San Carlos City, Negros Occidental 6127 Philippines

11,503 San Carlos residents affected by Yolanda Typhoon

THE devastation wrought by Typhoon Yolanda in Negros Occidental, particularly in the north, reached unparalleled level, causing more than 100,000 Negrenses to flee their homes and seek shelter and leaving massive destruction to houses and properties.


“This is the worst and the strongest typhoon or calamity that had hit Negros Occidental to date,” said Negros Occidental Governor Alfredo Marañon Jr.


Figures from the Provincial Government showed that 112,955 Negrenses stayed in 193 evacuation centers in 29 cities and municipalities. Most of them have returned to their homes yesterday.


A resident of Barangay Inayawan, Cuayan identified as Dominador Daulong, 67, was the lone casualty of the typhoon due to drowning last November 8, records of the Provincial Social Welfare and Development Office ( PSWDO) showed.


Eric Villaluna, officer-in-charge of the Provincial Disaster Management Team Division (PDMPD), said that all 13 persons in Sagay City who were earlier reported as missing were all accounted for last Saturday. Of the 13, five were from Molocaboc Island, while eight were from Suyo Island.


Provincial Engineering Office Chief Ernie Mapa said the absolute value of infrastructure loss may be known within the week as Capitol engineers continue to assess the impact of Typhoon Yolanda on roads and highways, buildings and other government facilities.


The governor, who personally directed relief and response efforts since Friday, said he witnessed how trees and power lines were toppled and houses either flattened or turned upside down in the cities of Sagay, Cadiz, Escalante, San Carlos and the towns of Calatrava, Manapla, and Toboso.


Provincial Agriculturist Igmedio Tabianan said that initial losses to palay and corn, fisheries and high value commercial crops were pegged at P36,739,003.50.


Confederation of Sugar Producers Association president and former governor Rafael Coscolluela said it may take a while to determine the typhoon’s impact on the sugar industry, Negros Occidental's prime industry, since surveys and ocular inspections are yet to be conducted.

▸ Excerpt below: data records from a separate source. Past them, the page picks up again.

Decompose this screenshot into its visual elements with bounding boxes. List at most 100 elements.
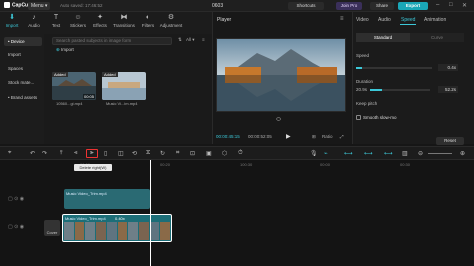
playhead[interactable] xyxy=(150,160,151,266)
cover-button[interactable]: Cover xyxy=(44,220,60,236)
nav-device[interactable]: • Device xyxy=(4,37,42,46)
undo-icon[interactable]: ↶ xyxy=(30,150,35,157)
tool-transitions[interactable]: ⧓ Transitions xyxy=(112,13,136,33)
magnet-icon[interactable]: ⌁ xyxy=(324,150,328,157)
tab-audio[interactable]: Audio xyxy=(378,17,391,23)
menu-button[interactable]: Menu ▾ xyxy=(28,2,50,10)
speed-slider[interactable] xyxy=(356,67,432,69)
film-frame xyxy=(96,222,106,240)
import-button[interactable]: ⊕ Import xyxy=(56,47,74,53)
duration-value[interactable]: 52.2s xyxy=(438,86,458,93)
tool-effects[interactable]: ✦ Effects xyxy=(90,13,110,33)
tool-audio[interactable]: ♪ Audio xyxy=(24,13,44,33)
ruler-tick: 00:30 xyxy=(400,162,411,167)
nav-import[interactable]: Import xyxy=(4,50,42,59)
freeze-icon[interactable]: ◫ xyxy=(118,150,124,157)
reset-button[interactable]: Reset xyxy=(436,137,464,145)
speed-slider-fill xyxy=(356,67,363,69)
video-preview xyxy=(216,38,346,112)
snap-icon[interactable]: ⟷ xyxy=(384,150,393,157)
delete-icon[interactable]: ▯ xyxy=(104,150,107,157)
share-button[interactable]: Share xyxy=(370,2,394,10)
delete-left-icon[interactable]: ⫷ xyxy=(74,150,77,157)
ruler-tick: 100:30 xyxy=(240,162,253,167)
player-title: Player xyxy=(217,17,232,23)
track-lock-icon[interactable]: ▢ ⊙ ◉ xyxy=(8,196,24,202)
media-clip-1[interactable]: Added 00:05 xyxy=(52,72,96,100)
play-button[interactable]: ▶ xyxy=(286,133,291,140)
speed-label: Speed xyxy=(356,53,370,58)
ai-tool-icon[interactable]: ▣ xyxy=(206,150,212,157)
speed-mode-standard[interactable]: Standard xyxy=(356,33,410,42)
filter-all-dropdown[interactable]: All ▾ xyxy=(186,37,195,43)
tab-animation[interactable]: Animation xyxy=(424,17,446,23)
maximize-icon[interactable]: □ xyxy=(449,2,453,8)
ratio-button[interactable]: Ratio xyxy=(322,134,333,139)
smooth-slowmo-checkbox[interactable] xyxy=(356,115,361,120)
mirror-icon[interactable]: ⧖ xyxy=(146,150,150,157)
sort-icon[interactable]: ⇅ xyxy=(178,37,182,43)
search-input[interactable]: Search pasted subjects in image form xyxy=(52,37,172,45)
duration-original: 20.9s xyxy=(356,87,368,92)
tab-video[interactable]: Video xyxy=(356,17,369,23)
nav-stock-materials[interactable]: Stock mate... xyxy=(4,78,42,87)
select-tool-icon[interactable]: ⌖ xyxy=(8,150,11,157)
media-clip-2[interactable]: Added xyxy=(102,72,146,100)
film-frame xyxy=(64,222,74,240)
link-icon[interactable]: ⟷ xyxy=(344,150,353,157)
duration-slider[interactable] xyxy=(370,89,430,91)
audio-icon: ♪ xyxy=(32,14,36,21)
nav-spaces[interactable]: Spaces xyxy=(4,64,42,73)
fit-icon[interactable]: ⊞ xyxy=(312,134,316,140)
tab-underline xyxy=(400,24,416,25)
delete-right-icon[interactable]: ⫸ xyxy=(86,149,98,158)
track-lock-icon-main[interactable]: ▢ ⊙ ◉ xyxy=(8,224,24,230)
mic-icon[interactable]: 🎙 xyxy=(310,150,318,157)
timeline-clip-top[interactable]: Music Video_Trim.mp4 xyxy=(64,189,150,209)
split-icon[interactable]: ⫯ xyxy=(60,150,63,157)
speed-tool-icon[interactable]: ⏱ xyxy=(238,150,243,157)
shape-tool-icon[interactable]: ⬡ xyxy=(222,150,227,157)
film-frame xyxy=(138,222,149,240)
tool-filters[interactable]: ◐ Filters xyxy=(138,13,158,33)
filters-icon: ◐ xyxy=(145,14,151,21)
clip-filename: 10560...gi.mp4 xyxy=(56,101,83,106)
close-icon[interactable]: ✕ xyxy=(462,2,467,9)
tool-adjustment[interactable]: ⚙ Adjustment xyxy=(158,13,184,33)
speed-mode-curve[interactable]: Curve xyxy=(410,33,464,42)
effects-icon: ✦ xyxy=(97,14,103,21)
minimize-icon[interactable]: – xyxy=(436,2,439,8)
split-screen-icon[interactable]: ▥ xyxy=(402,150,408,157)
export-button[interactable]: Export xyxy=(398,2,428,10)
preview-frame xyxy=(217,39,345,111)
filter-icon[interactable]: ≡ xyxy=(202,37,205,42)
sticker-icon: ☺ xyxy=(74,14,82,21)
fit-tool-icon[interactable]: ⊡ xyxy=(190,150,195,157)
shortcuts-button[interactable]: Shortcuts xyxy=(288,2,324,10)
reverse-icon[interactable]: ⟲ xyxy=(132,150,137,157)
join-pro-button[interactable]: Join Pro xyxy=(336,2,362,10)
tab-speed[interactable]: Speed xyxy=(401,17,415,23)
tool-text[interactable]: T Text xyxy=(46,13,66,33)
tool-stickers[interactable]: ☺ Stickers xyxy=(68,13,88,33)
crop-tool-icon[interactable]: ⌗ xyxy=(176,150,179,157)
crop-icon[interactable]: ⬭ xyxy=(276,117,281,124)
zoom-slider[interactable] xyxy=(428,153,452,154)
nav-brand-assets[interactable]: • Brand assets xyxy=(4,93,42,102)
tool-import[interactable]: ⬇ Import xyxy=(2,13,22,33)
rotate-icon[interactable]: ↻ xyxy=(160,150,165,157)
autosave-status: Auto saved: 17:46:52 xyxy=(60,3,103,8)
project-title[interactable]: 0603 xyxy=(212,3,223,9)
ruler-tick: 00:20 xyxy=(160,162,171,167)
fullscreen-icon[interactable]: ⤢ xyxy=(340,134,344,139)
more-icon[interactable]: ≡ xyxy=(340,16,344,22)
redo-icon[interactable]: ↷ xyxy=(42,150,47,157)
zoom-out-icon[interactable]: ⊖ xyxy=(418,150,423,157)
total-time: 00:00:52:05 xyxy=(248,134,272,139)
duration-label: Duration xyxy=(356,79,374,84)
speed-value[interactable]: 0.4x xyxy=(438,64,458,71)
film-frame xyxy=(74,222,85,240)
clip-speed-badge: 0.40x xyxy=(115,216,125,221)
preview-axis-icon[interactable]: ⟷ xyxy=(364,150,373,157)
zoom-in-icon[interactable]: ⊕ xyxy=(460,150,465,157)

Marañon also visited the evacuation centers in Cadiz City on Saturday and immediately ordered to deliver additional relief goods.


From the 59,209 individuals recorded on Saturday, the number of affected Negrenses climbed to 112,955 on Sunday.


Those who have yet to submit their reports were the municipalities of Pulupandan and Hinoba-an, and La Carlota City.


(Houses destroyed)


Typhoon Yolanda destroyed 899 houses, but figures are expected to increase after final assessments are completed. These include 868 houses in Manapla; Calatrava, 24; Cauayan, 21; Valladolid, 14; Hinigaran, 6; Salvador Benedicto, 5; and San Carlos City, 2.


Damaged houses reached 3,335; 2,651 of which were recorded in the coastal communities of Manapla.


Manapla, which was placed under a state of calamity Saturday, also has the highest number of residents affected with 17,595.


Next is Victorias City, 14,140; San Carlos City, 11,503; Calatrava, 8,115; Talisay City, 7,180; Kabankalan City, 7,159; Bago City, 6,382; Cauayan, 6,031; Isabela, 5,348; Toboso, 5,176; Ilog, 3,830; Himamaylan City, 2,930; Cadiz City, 2,825; Valladolid, 2,480; Murcia, 2,213; Sagay City, 1,650; Binalbagan, 1,449; Hinigaran, 1,430; Sipalay City, 1,162; Escalante City, 1,001; Silay City, 882; E. B. Magalona, 738; Candoni, 628; Pontevedra, 372; San Enrique, 343; Salvador Benedicto, 245; La Castellana, 100, and Moises Padilla, 48.